Gozo, esperanza, temor y dolor son capacidades arraigadas en la voluntad y en la potencia concupiscible, que es la de apetecer. Son parte integrante del caudal y fortaleza del alma. Purificadas y puestas en razón, son expresión del amor que inflama la voluntad, la apasiona, impulsándola con radicalidad hacia Dios de tal forma que “no se goce, sino de lo que es puramente honra y gloria de Dios, ni tenga esperanza de otra cosa, ni se duela sino de lo que a esto tocare, ni tema sino sólo a Dios … porque cuanto más se gozare el alma en otra cosa que en Dios, tanto menos fuertemente se empleará su gozo en Dios; y cuanto más esperare otra cosa, tanto menos esperará en Dios; y así de las demás” (S 3,16,2).

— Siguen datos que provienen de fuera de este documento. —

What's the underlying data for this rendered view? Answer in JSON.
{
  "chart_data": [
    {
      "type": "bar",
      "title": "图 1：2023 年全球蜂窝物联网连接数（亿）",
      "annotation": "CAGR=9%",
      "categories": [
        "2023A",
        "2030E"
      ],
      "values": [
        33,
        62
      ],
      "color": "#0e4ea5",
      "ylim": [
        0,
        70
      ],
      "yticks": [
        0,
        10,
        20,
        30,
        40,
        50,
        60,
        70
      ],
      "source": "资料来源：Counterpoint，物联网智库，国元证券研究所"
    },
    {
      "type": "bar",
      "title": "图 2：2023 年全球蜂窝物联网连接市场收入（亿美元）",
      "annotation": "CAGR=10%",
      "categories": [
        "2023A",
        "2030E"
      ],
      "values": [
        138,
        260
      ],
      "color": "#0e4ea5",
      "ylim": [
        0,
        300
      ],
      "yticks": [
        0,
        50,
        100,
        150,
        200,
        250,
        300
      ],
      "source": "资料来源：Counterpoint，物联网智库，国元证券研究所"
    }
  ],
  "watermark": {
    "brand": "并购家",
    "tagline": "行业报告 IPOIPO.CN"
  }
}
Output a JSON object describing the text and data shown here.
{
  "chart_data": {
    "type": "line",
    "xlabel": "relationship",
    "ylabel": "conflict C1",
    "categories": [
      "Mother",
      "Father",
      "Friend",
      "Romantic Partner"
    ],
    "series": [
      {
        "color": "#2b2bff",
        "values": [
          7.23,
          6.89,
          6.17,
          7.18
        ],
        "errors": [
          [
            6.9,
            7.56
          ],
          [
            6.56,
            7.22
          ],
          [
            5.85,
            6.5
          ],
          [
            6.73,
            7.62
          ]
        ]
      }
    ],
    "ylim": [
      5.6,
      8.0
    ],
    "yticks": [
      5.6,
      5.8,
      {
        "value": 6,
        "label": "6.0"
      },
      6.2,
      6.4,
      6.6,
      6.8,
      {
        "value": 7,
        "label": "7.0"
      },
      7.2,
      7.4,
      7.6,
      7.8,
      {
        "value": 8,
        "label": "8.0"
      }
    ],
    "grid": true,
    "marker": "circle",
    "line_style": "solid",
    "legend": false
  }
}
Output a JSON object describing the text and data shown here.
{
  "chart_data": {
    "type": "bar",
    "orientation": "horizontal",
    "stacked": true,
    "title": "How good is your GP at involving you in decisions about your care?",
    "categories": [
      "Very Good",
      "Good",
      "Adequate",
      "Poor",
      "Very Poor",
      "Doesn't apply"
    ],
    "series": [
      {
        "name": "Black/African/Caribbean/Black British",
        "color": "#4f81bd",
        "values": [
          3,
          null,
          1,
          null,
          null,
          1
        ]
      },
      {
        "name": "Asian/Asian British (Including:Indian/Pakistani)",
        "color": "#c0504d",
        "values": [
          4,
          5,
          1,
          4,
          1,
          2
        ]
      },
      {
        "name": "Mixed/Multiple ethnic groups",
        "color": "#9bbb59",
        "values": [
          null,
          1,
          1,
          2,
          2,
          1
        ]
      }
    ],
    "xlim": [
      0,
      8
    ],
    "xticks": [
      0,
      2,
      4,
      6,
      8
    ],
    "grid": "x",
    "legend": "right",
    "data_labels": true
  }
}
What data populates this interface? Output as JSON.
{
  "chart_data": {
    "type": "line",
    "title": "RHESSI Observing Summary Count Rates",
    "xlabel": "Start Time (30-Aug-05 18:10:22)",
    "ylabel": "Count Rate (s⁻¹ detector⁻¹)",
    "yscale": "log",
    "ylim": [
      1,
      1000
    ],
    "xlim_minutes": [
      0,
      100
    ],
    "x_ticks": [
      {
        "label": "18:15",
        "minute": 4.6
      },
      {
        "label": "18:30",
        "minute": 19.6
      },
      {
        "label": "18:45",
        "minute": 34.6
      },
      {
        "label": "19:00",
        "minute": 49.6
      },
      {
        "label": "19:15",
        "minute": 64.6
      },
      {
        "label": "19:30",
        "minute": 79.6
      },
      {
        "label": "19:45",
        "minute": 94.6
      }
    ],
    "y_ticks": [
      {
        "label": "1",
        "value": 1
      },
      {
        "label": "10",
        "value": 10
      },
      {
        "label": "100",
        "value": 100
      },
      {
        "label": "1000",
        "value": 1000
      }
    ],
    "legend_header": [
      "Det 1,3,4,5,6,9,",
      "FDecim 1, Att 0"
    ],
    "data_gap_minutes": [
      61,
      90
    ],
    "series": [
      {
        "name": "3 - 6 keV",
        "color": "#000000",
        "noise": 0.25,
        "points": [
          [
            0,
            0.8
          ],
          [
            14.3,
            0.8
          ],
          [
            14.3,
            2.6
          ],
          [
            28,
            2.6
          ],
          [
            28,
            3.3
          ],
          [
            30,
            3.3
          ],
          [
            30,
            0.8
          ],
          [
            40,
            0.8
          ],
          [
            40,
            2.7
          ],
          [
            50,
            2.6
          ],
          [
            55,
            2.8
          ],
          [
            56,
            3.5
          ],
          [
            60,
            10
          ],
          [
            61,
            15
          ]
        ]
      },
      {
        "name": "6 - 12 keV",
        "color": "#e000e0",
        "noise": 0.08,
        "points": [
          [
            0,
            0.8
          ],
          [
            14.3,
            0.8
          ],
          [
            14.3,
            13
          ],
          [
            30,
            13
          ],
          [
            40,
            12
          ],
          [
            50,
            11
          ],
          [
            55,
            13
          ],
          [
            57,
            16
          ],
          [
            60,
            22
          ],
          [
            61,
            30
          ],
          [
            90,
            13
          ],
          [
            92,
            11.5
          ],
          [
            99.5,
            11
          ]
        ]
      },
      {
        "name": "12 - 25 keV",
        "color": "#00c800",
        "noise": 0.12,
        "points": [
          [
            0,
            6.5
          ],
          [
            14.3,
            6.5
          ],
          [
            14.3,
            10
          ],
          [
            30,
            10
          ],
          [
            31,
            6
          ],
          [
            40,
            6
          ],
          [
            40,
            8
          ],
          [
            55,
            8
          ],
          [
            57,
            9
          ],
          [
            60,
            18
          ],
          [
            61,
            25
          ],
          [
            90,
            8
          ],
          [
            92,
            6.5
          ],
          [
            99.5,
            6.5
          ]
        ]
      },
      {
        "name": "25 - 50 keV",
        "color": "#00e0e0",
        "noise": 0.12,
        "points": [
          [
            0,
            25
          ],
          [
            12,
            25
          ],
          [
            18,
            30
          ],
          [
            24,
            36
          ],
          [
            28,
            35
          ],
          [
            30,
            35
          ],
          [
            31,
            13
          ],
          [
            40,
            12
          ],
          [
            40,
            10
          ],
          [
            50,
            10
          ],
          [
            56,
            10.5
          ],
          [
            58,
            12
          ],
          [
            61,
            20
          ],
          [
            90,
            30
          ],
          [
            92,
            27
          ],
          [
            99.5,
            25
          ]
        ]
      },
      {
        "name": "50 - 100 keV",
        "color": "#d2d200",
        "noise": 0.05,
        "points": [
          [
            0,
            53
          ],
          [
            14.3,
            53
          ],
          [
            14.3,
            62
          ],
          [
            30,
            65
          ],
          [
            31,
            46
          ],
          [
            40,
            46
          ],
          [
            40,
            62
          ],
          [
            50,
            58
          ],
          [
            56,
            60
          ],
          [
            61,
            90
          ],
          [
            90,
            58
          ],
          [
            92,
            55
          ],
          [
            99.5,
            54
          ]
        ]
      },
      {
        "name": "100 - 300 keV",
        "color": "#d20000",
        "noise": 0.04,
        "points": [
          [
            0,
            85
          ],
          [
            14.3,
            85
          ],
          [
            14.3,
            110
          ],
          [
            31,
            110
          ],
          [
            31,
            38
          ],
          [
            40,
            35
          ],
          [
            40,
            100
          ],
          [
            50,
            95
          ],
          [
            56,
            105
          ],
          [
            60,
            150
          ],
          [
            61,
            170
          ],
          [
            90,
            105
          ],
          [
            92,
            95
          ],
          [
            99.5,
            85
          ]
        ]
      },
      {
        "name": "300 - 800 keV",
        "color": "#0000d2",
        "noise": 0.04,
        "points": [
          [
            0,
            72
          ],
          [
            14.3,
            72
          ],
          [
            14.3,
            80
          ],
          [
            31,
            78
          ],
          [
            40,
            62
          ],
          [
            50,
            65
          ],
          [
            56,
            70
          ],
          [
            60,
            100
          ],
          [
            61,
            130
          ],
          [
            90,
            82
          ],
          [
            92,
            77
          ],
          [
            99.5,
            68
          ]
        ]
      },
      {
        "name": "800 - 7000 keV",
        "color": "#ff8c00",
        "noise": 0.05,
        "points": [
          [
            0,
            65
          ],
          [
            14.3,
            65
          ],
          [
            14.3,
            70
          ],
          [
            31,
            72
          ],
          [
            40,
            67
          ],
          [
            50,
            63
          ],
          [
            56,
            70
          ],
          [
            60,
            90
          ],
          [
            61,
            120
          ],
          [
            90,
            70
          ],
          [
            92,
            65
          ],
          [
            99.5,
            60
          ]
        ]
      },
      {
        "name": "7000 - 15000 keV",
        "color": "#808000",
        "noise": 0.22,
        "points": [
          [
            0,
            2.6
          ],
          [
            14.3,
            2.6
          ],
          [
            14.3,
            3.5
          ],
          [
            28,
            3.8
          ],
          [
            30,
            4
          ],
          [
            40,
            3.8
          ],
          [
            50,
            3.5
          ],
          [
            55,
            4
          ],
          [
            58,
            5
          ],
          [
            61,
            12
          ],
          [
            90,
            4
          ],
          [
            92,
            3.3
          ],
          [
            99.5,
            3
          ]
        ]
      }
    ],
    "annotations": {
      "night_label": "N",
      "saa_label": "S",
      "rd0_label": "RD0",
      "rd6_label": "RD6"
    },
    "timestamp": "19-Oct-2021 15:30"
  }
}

BIBL. — MARÍA DEL SAGRARIO ROLLÁN ROLLÁN, Éxtasis y purificación del deseo, Diputación Provincial de Ávila Institución Gran Duque de Alba, Ávila 1991; JOSÉ VICENTE RODRÍGUEZ, “San Juan de la Cruz: su defensa de la razón y de las virtudes humanas”, en AA. VV., Antropología de San Juan de la Cruz, Diputación Provincial de Ávila Institución Gran Duque de Alba, Ávila 1988, pp. 5458; EULOGIO PACHO, “La antropología sanjuanista”, en Estudios Sanjuanistas II, 43-59; VICTORINO CAPÁNAGA, San Juan de la Cruz. Valor psicológico de su doctrina, Madrid 1950, pp.162-169.